Atlas: -"Evet, doğru olanı yapıyorsun. Ben lise hayatım boyunca sürekli düzenli ders çalışırdım. Aslına bakarsan ben okula başladığım günden beri düzenli ders çalışmaya programlanmış gibi büyütüldüm. Bu da bi yerden sonra alışkanlık oldu. Hala çalışma prensimi ayarlar ve ona göre yaşarım. Yani hayatımı yaptığım programa göre uyarlıyorum diyebilirim."
Deniz: -"ooww, anladımm. Yani hayatın sana ayak uydurmuyor, Sen yaptığın programa ayak uyduruyorsun. Öyle mi?
Atlas: -"Yani bu açıdan bakarsan evet. :D Peki sen nasıl çalışıyorsun? Ne okumak istiyorsun?"
Deniz: -" Aslında bende düzenli çalışıyorum. Genelde programlarımı babam kontrol eder. Sanırım o da başarıyı düzenli çalışmaya bağlıyor. Ama ben çoğu zaman saatlerce ders çalışmak yerine kitap okumak istiyorum. Bu beni zorluyor. Ama hukuk kazanmak için babam bunun gerekli olduğunu söylüyor. Tıp düşünmüştük aslında ama beni kan tutuyor ve yapısal olarakta dayanıklı biri olduğumu düşünmüyorum.
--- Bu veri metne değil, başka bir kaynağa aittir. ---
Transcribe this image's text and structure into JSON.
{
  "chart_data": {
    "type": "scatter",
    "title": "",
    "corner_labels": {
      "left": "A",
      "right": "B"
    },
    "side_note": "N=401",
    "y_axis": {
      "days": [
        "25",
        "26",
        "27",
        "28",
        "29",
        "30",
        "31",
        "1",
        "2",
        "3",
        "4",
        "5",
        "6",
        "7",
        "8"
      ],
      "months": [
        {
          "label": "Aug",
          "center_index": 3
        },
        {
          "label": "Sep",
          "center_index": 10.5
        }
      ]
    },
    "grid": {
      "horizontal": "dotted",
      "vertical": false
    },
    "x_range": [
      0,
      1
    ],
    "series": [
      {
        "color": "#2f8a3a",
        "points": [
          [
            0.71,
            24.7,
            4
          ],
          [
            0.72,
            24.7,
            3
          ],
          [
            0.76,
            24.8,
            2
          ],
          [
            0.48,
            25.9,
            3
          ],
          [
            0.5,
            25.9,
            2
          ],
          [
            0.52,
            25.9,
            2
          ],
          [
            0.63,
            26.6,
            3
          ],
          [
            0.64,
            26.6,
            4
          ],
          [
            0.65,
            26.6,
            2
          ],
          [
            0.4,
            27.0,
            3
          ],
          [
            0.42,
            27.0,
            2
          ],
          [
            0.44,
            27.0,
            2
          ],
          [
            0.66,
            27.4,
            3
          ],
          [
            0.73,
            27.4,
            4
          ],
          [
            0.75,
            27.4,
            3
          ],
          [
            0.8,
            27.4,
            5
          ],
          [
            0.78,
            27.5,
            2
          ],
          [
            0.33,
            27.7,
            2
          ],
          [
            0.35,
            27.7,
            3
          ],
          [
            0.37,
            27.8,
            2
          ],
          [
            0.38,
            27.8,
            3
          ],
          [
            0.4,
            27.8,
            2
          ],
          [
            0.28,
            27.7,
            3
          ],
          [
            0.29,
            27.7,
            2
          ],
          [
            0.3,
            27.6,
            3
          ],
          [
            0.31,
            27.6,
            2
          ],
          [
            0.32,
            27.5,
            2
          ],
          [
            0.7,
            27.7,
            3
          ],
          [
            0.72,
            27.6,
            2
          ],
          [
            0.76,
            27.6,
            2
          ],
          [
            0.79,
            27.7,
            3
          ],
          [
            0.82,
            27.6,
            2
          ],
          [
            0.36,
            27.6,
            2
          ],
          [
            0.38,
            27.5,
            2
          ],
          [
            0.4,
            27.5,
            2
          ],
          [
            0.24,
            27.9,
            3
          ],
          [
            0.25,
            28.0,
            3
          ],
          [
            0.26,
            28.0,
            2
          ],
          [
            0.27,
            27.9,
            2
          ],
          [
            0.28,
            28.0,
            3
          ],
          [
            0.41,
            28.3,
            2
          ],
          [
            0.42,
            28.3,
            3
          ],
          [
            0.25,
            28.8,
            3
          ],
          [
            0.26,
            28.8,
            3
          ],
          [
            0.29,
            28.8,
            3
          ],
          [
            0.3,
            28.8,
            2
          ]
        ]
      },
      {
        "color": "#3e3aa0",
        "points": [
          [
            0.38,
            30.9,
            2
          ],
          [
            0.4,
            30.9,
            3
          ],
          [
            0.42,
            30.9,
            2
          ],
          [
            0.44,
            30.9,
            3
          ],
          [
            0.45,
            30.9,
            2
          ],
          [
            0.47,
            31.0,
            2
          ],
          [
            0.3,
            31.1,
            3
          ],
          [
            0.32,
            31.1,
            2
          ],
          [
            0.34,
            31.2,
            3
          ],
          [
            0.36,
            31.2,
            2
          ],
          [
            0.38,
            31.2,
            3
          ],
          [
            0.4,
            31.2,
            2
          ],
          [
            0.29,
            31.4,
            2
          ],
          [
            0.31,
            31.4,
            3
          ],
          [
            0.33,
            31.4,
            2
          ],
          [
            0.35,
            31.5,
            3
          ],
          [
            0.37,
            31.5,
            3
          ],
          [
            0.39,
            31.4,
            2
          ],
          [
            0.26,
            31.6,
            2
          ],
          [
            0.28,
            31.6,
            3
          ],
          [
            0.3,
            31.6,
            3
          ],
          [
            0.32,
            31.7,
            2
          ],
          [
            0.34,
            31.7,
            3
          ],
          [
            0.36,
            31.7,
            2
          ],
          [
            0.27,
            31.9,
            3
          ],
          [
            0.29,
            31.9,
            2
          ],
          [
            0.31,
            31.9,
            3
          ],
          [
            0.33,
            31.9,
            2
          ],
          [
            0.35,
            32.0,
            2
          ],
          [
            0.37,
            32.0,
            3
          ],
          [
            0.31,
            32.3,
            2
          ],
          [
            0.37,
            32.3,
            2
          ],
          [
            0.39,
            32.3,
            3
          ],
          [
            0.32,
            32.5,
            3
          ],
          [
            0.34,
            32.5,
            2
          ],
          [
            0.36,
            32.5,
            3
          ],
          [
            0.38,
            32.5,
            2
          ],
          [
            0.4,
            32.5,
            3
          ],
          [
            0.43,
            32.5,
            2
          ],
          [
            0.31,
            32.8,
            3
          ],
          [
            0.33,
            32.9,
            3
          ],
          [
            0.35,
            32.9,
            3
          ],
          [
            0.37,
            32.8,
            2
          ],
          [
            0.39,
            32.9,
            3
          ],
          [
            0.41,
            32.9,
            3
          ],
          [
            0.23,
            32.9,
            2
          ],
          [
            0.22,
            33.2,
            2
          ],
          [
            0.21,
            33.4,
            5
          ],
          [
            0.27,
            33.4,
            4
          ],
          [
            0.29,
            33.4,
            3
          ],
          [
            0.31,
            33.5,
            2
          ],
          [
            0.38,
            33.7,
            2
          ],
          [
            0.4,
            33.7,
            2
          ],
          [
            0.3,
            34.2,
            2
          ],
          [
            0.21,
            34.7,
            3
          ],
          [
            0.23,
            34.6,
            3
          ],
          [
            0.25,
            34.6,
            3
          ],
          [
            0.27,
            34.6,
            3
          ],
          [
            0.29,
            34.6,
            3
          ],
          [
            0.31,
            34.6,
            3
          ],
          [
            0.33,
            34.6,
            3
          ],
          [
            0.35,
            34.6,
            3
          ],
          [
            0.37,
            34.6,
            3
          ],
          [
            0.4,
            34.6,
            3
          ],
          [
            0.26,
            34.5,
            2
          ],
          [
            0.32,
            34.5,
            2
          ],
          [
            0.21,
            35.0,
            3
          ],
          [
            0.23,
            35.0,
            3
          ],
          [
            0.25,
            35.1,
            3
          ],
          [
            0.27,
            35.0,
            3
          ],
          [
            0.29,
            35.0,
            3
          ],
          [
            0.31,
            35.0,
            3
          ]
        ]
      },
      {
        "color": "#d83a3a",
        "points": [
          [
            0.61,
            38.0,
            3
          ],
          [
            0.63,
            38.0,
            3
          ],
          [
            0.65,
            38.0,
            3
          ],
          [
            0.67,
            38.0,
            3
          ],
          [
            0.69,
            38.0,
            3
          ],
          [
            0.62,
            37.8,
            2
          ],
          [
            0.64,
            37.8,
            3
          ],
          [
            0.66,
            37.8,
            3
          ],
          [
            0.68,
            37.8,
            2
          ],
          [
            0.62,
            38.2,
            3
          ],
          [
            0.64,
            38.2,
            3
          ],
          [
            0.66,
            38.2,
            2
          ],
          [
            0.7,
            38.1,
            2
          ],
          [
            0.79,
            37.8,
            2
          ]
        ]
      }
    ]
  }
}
Ben yara görmeye bile dayanamıyorum bu benimde canımı acıtıyor bilemiyorum benim yapabileceğim bir meslek gibi gelmedi hiç. Gerçi hukukta da başarılı olabilir miyim bilmiyorum. Ama babam bunun bana uygun bir meslek olduğunu düşünüyor."
Atlas: -"Peki sen?"
Deniz: -"Ne? peki sen? anlamadım.?
Atlas:-"Peki sen sana uygun bir meslek olarak düşünüyor musun? Yani sence sana göre yapmak istediğin meslek ne?"
Deniz: -"Ben bunu uzun zamandır düşünüyorum aslında. Ama sanırım aileme söyleyecek cesareti henüz bulamadım. Ailemi üzmek ya da hayal kırıklığına uğratmak istemiyorum. Onlar benim için çok çaba sarfediyorlar."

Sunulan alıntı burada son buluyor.